To paint them I used the same color-matched spray paint I'd used in the past, but the car has faded a bit since then and it doesn't match quite as well as it once did. In the sun it looks much better, this LED lighting highlights every imperfection. These are all held on with a combination of 3M heavy-duty trim tape and zip-ties, and are in no danger of coming off without a fight. The rear fender edges were rolled aggressively, and the front fenders were actually cut back about an inch and a half to increase tire clearance and eliminate the rust. 

While the car was in the air I went ahead and replaced the rear pads which were starting to literally chunk away. The rear was still running Porterfield's HP R4S street/autocross compound, so this time I upgraded to the R4 track compound. With how little work the rear brakes do on this car, these should last quite a while. 

Another issue I've had is fuel slosh out of the filler neck. It's never been enough to worry about safety or wetting down a track, but it's enough that after a session there is some residue visible on the side of the car. To fix this I picked up a one-way check valve from Filler Neck Supply.
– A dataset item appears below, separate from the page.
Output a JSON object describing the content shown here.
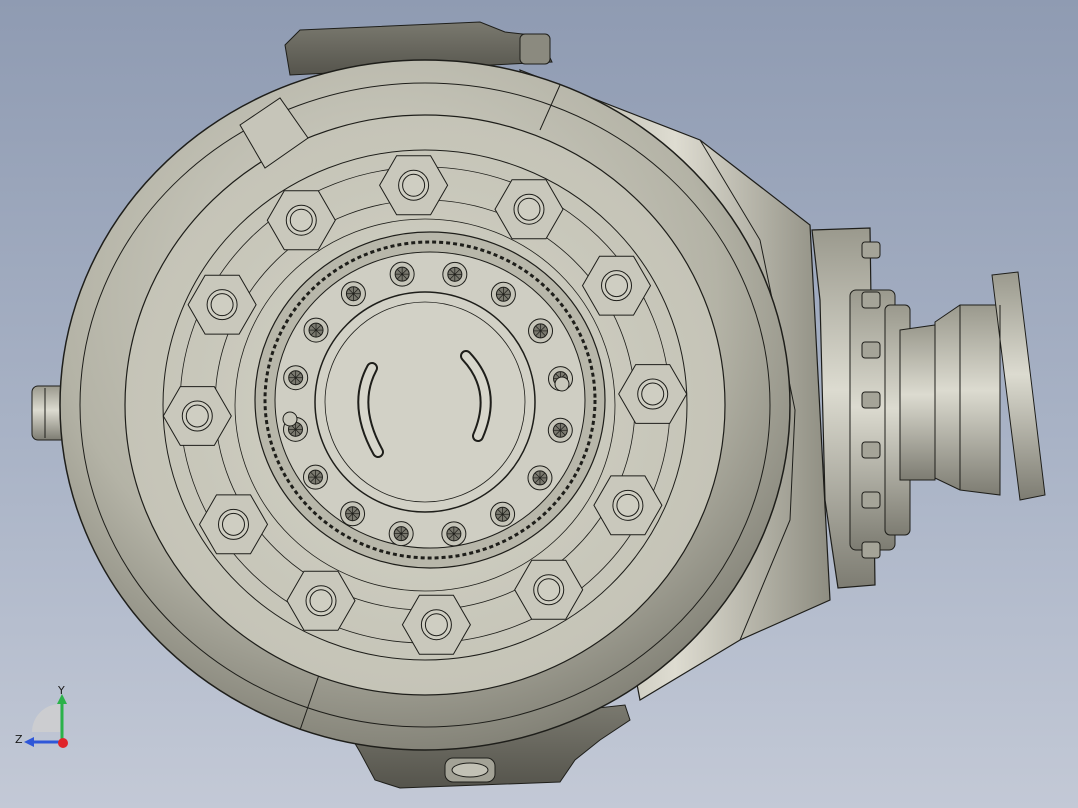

I had to get some hose adapters to step up to the correct size for the section of hose containing the valve, but in the end it fit in place of the factory hose pretty well. I have not tried filling up the tank to see how well it flows yet, but one obstacle at a time.

Overall I'm happy with how it turned out. I also added some tow straps (proper Sabelt parts, no ebay knockoff junk) front and rear, as well as a set of base model manual mirrors I found in a junk yard and painted to match. Other than fluid changes and an alignment, this car is ready for the 2022 season. I already have my Grid Life New Jersey ticket, but there will likely be something before that July event if my bank account allows.
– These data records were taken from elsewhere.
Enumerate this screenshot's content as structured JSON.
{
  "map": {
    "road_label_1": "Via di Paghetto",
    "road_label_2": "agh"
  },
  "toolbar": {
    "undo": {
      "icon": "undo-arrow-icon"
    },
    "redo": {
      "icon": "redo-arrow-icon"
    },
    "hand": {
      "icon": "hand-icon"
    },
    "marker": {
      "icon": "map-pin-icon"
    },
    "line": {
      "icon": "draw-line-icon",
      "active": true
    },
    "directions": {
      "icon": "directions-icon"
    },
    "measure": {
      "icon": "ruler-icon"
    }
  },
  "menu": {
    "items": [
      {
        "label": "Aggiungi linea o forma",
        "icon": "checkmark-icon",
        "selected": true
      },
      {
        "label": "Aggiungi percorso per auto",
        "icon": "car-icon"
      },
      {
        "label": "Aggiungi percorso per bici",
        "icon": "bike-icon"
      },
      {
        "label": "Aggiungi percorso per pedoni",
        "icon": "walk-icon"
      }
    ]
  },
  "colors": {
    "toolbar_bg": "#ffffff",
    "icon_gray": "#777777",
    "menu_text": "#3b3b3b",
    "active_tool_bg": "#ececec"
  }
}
TheDailyDownshift New Reader
4/28/22 8:13 a.m.


There is nothing quite like the excitement leading up to the first track event of a season. Last years' issues have been ironed out over the winter, the car has been freshly aligned for the first time in ages, and everything is as ready as I could hope. This would be my first time back to Summit Point since October 2020 - an event that left me less than comfortable at this track - so the opportunity for self-improvement was quite welcome.



My friend Steve brought out his awesome ND Miata to run in HPDE1 and was a great camping buddy. Track days are always better with friends.
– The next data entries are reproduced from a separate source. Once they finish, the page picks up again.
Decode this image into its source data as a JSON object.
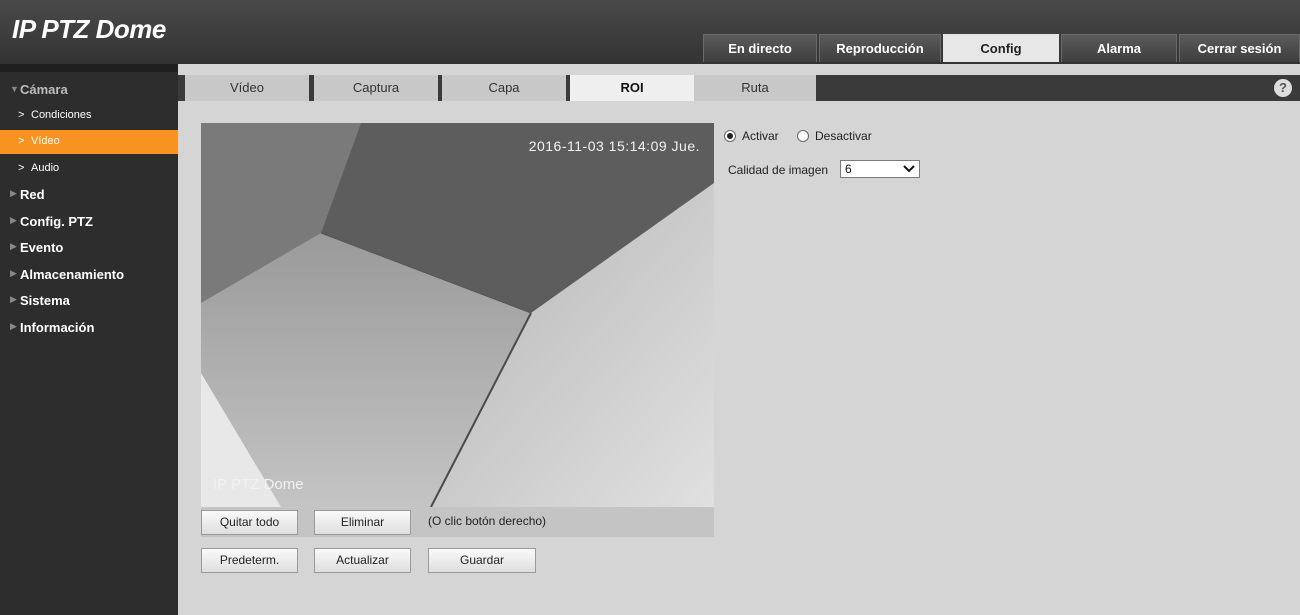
{
  "header": {
    "brand": "IP PTZ Dome",
    "tabs": [
      {
        "label": "En directo"
      },
      {
        "label": "Reproducción"
      },
      {
        "label": "Config"
      },
      {
        "label": "Alarma"
      },
      {
        "label": "Cerrar sesión"
      }
    ],
    "active_tab": "Config"
  },
  "sidebar": {
    "camera": {
      "label": "Cámara",
      "children": [
        {
          "label": "Condiciones"
        },
        {
          "label": "Vídeo"
        },
        {
          "label": "Audio"
        }
      ],
      "active_child": "Vídeo"
    },
    "sections": [
      {
        "label": "Red"
      },
      {
        "label": "Config. PTZ"
      },
      {
        "label": "Evento"
      },
      {
        "label": "Almacenamiento"
      },
      {
        "label": "Sistema"
      },
      {
        "label": "Información"
      }
    ]
  },
  "subnav": {
    "tabs": [
      {
        "label": "Vídeo"
      },
      {
        "label": "Captura"
      },
      {
        "label": "Capa"
      },
      {
        "label": "ROI"
      },
      {
        "label": "Ruta"
      }
    ],
    "active_tab": "ROI",
    "help_icon": "?"
  },
  "preview": {
    "timestamp": "2016-11-03 15:14:09 Jue.",
    "watermark": "IP PTZ Dome"
  },
  "roi_actions": {
    "clear_all": "Quitar todo",
    "delete": "Eliminar",
    "hint": "(O clic botón derecho)"
  },
  "settings": {
    "enable_label": "Activar",
    "disable_label": "Desactivar",
    "enabled": true,
    "quality_label": "Calidad de imagen",
    "quality_value": "6"
  },
  "footer_buttons": {
    "default": "Predeterm.",
    "refresh": "Actualizar",
    "save": "Guardar"
  },
  "colors": {
    "accent": "#f7931e",
    "header_bg": "#3a3a3a",
    "sidebar_bg": "#2d2d2d",
    "page_bg": "#d5d5d5"
  }
}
Did I mention this was my first event in HPDE3? Passing is now allowed at any point on the track, on either side. This would come in extremely handy seeing as how almost everyone in the run group is significantly faster than me. With only 100 horsepower, I've never had aspirations of being the fastest, but the speed disparity seems to be much wider now. The first session was a bit of a shock, especially since they had Time Trials guys join us as a warm up. Over the first day I began to become more comfortable with the group and the track. That evening I got under the car to examine the still-locking rear tires, and noticed that my sway bar bushings were essentially gone.



This was all that remained. This might explain the less-than-stellar response in the tighter areas of the track.



Of course nobody carries these bushings, but after picking up some Camry bushings and a 3/4 spade bit, as well as some time with a razor blade, they could be made to fit. 



The next day the car's handling predictability was notably improved. Though I did still struggle with right rear tire lockup, even with the bias valve turned all the way down. I suspect the flat spot on the tire was contributing to this, but larger front brakes, weaker rear pads, or some weight relocation in the chassis might be in order to solve this for good. 



In all it was a great weekend and an encouraging start to the season. The fuel filler mods I did seem to have completely eliminated the issue as well which is nice. I have a fresh pair of tires to go on before July's GridLife event at NJMP, as well as some trailer mods I'd like to finish before that trip. It feels like it's going to be a good year.